Stephen Cain

Inducted 2017

Investigative Reporter

Cain

Stephen Cain

Stephen Cain’s arrival at The Detroit News is best described with one word: Bang.

With five years of experience at small weeklies and dailies, Cain produced four front-page stories in his first week at The News. One story led to the re-opening of 40 closed clinical research units across the country and made possible the first heart transplant at the University of Michigan.

The next week, Cain tracked down the ringleader of a group responsible for seven anti-establishment bombings in southeast Michigan.
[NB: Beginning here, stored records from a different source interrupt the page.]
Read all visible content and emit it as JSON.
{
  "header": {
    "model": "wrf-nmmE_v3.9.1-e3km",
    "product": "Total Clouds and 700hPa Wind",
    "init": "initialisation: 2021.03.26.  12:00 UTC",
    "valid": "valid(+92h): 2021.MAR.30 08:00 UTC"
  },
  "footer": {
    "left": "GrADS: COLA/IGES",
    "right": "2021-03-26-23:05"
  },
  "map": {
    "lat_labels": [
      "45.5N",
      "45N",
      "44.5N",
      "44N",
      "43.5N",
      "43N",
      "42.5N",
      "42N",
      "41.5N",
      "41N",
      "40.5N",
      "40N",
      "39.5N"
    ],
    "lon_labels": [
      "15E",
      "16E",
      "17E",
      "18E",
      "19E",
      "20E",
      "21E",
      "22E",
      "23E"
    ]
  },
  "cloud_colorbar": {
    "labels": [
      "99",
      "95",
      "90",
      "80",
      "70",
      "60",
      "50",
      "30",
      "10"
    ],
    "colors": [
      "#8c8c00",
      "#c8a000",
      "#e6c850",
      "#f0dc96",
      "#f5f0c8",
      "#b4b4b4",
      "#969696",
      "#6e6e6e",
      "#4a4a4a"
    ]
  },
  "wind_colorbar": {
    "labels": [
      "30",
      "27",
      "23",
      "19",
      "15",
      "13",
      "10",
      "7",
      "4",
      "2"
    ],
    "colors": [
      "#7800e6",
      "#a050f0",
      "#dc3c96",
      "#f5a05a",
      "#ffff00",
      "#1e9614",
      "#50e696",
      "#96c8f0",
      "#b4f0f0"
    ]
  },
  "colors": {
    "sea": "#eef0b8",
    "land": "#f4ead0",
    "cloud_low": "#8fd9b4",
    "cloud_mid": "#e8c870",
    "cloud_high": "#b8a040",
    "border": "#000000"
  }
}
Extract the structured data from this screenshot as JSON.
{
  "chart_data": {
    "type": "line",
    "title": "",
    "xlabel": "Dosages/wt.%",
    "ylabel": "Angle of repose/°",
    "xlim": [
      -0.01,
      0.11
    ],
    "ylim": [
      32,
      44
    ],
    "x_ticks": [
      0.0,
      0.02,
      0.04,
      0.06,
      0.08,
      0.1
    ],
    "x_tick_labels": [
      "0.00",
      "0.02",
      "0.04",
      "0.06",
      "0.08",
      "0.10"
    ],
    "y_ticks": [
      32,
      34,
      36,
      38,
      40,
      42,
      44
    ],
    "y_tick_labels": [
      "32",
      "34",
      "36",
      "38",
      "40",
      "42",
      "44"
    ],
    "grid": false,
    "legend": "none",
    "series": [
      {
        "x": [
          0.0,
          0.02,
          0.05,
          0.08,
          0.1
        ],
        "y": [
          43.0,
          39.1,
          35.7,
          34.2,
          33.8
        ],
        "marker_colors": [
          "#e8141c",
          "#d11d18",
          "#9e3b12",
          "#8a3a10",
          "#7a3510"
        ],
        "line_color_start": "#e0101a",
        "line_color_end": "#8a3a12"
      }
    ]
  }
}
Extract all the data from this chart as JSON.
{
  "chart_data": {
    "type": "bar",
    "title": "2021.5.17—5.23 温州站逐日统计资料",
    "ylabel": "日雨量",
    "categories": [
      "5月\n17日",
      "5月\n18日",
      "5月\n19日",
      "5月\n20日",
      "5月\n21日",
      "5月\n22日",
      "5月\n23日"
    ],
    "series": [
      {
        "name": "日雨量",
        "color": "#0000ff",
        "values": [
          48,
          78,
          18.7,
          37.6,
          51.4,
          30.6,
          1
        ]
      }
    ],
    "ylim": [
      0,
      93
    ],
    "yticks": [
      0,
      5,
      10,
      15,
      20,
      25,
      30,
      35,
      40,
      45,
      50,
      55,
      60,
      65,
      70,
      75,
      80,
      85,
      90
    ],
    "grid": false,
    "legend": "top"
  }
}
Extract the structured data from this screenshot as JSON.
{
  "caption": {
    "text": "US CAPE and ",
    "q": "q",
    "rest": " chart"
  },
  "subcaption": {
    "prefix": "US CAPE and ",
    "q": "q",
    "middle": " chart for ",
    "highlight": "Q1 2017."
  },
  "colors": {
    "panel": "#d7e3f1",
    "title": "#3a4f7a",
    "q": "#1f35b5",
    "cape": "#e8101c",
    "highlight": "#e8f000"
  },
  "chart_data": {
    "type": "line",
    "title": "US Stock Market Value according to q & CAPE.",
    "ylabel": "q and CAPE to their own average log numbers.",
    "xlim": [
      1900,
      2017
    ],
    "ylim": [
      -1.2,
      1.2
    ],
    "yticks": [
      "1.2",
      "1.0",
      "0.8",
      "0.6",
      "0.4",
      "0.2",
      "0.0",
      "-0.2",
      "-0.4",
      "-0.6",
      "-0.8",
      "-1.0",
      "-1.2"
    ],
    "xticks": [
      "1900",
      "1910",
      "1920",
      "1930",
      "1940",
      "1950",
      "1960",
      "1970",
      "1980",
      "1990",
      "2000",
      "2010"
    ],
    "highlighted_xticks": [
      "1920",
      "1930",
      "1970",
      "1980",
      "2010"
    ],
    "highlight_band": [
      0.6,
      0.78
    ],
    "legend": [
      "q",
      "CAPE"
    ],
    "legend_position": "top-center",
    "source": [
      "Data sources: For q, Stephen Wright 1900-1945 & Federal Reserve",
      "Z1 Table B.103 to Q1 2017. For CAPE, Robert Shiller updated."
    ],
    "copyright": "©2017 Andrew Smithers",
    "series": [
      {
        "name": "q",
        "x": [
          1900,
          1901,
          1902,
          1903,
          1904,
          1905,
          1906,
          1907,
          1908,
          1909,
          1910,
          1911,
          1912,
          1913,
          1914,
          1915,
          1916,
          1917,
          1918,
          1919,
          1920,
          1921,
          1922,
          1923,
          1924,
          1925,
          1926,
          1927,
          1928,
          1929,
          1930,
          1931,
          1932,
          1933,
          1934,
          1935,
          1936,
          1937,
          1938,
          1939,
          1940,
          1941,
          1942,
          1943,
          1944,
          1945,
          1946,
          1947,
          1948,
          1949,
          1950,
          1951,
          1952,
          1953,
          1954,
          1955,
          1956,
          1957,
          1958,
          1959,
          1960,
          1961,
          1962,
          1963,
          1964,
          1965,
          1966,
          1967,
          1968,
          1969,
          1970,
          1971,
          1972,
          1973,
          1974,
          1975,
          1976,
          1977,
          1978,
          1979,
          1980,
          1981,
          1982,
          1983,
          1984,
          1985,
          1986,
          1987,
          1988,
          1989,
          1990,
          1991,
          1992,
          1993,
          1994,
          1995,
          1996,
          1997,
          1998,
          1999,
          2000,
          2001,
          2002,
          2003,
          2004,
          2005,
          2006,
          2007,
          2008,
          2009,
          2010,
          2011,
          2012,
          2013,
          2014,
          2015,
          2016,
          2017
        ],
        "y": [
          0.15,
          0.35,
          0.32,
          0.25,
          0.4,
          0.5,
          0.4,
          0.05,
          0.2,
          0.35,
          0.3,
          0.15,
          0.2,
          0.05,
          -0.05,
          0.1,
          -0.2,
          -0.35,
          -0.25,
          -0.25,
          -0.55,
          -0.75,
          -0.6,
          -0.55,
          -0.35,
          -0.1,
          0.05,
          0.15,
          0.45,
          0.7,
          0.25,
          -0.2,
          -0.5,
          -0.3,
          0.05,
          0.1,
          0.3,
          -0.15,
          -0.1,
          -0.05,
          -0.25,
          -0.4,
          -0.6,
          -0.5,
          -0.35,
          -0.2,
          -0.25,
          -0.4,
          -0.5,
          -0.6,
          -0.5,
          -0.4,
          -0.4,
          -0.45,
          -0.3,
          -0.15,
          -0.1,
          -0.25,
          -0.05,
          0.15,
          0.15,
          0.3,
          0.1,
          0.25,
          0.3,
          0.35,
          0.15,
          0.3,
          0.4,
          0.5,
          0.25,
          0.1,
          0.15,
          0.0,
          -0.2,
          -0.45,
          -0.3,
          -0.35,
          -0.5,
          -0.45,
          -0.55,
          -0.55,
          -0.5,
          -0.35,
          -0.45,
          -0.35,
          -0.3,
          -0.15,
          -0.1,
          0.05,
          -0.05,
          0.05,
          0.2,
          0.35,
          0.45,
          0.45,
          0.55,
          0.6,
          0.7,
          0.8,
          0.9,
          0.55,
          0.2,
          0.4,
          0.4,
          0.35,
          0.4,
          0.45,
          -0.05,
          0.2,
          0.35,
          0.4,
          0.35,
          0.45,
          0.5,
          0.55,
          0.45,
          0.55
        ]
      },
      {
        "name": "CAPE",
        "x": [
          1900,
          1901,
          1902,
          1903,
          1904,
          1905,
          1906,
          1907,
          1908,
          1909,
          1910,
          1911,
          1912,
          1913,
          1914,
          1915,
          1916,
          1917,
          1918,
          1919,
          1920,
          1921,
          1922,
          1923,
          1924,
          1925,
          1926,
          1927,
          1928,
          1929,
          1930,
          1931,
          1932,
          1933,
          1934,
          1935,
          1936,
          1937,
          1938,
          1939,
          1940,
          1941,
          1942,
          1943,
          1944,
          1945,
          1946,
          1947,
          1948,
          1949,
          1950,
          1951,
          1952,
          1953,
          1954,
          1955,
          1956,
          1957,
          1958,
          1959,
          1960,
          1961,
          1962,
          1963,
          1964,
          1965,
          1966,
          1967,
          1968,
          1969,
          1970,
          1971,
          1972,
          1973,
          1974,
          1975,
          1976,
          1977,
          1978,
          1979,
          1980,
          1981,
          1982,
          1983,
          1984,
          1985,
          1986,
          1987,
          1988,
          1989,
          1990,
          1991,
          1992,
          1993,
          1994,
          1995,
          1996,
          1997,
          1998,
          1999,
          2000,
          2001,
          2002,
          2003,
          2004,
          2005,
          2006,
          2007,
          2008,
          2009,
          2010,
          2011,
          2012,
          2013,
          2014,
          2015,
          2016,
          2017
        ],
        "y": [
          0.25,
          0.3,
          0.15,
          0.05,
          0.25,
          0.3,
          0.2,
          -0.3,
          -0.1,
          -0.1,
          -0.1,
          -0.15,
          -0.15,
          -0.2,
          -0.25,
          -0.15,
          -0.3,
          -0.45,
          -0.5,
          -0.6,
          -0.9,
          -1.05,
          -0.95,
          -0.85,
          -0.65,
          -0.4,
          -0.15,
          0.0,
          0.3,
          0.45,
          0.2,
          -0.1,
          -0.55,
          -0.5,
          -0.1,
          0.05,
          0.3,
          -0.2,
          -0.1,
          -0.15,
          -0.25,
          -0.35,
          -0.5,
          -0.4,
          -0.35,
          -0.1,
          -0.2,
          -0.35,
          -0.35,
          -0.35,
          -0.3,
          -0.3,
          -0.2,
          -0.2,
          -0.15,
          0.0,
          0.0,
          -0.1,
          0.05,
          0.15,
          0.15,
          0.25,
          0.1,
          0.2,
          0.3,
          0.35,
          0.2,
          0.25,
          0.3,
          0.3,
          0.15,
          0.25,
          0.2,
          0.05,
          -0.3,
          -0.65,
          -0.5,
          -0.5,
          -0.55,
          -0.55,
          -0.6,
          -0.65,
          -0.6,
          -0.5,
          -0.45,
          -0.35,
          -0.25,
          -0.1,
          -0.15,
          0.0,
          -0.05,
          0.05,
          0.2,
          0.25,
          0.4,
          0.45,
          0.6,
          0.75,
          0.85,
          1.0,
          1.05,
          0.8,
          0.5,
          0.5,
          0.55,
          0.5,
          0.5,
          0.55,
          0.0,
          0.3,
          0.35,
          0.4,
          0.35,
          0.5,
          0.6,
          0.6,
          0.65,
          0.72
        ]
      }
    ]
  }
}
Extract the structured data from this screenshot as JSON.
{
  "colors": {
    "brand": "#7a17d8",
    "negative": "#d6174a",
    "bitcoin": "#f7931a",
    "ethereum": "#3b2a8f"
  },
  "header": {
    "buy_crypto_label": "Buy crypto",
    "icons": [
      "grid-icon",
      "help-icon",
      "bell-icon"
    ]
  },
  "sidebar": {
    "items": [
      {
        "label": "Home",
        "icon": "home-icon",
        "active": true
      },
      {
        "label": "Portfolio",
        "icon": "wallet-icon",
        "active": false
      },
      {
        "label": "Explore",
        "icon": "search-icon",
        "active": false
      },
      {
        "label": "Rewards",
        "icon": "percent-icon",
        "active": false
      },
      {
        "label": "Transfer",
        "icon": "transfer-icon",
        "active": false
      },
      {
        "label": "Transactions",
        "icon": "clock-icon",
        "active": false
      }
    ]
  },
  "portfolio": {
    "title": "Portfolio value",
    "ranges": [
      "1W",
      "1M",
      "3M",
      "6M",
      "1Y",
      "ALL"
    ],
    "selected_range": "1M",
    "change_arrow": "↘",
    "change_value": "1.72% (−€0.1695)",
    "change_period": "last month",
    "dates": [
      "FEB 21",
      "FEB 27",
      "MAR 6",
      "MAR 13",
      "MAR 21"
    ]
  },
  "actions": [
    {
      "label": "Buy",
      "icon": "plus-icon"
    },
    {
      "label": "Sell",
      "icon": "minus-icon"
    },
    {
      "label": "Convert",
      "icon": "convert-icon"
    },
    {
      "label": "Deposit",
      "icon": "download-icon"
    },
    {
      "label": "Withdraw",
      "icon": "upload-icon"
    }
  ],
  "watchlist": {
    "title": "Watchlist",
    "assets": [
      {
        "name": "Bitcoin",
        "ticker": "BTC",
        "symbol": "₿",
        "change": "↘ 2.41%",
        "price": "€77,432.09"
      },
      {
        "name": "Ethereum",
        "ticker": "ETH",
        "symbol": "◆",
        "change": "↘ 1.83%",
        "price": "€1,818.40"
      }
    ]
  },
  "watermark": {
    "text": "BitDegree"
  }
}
He not only tracked down the leader, but brought the man into the newspaper offices for a studio portrait and interview.

When Cain wasn’t banging out dailies, he convinced his editors to let him go undercover for such assignments as exposing the horrid conditions at Detroit’s Receiving Hospital, detailing the sub-standard care of mentally ill patients at Northville State Hospital and investigating a private ambulance service that operated with untrained attendants and little or no emergency equipment.

His reporting also led to a 7-0 Michigan Supreme Court decision setting aside the first-degree murder conviction of Margaret Lynch of Midland, who had been wrongfully charged with starving her infant daughter to death.

Cain also made a bang in the morals category, typified by his decision to quit The News in protest when editors cropped out then-Teamsters International vice president Bobby Holmes from a photograph and edited out critical information on him from an investigative piece exposing how the Chicago mob was looting the Michigan Conference of Teamsters Health and Welfare Fund. Holmes, who controlled the distribution of The News, was forced to resign his union offices two years later as the price of avoiding federal indictment.

Freedom of information lawsuits were as common a tool in Cain’s reporting as his noted work helping young reporters and exposing them to covering a major story, giving them the exposure they would not have gotten otherwise.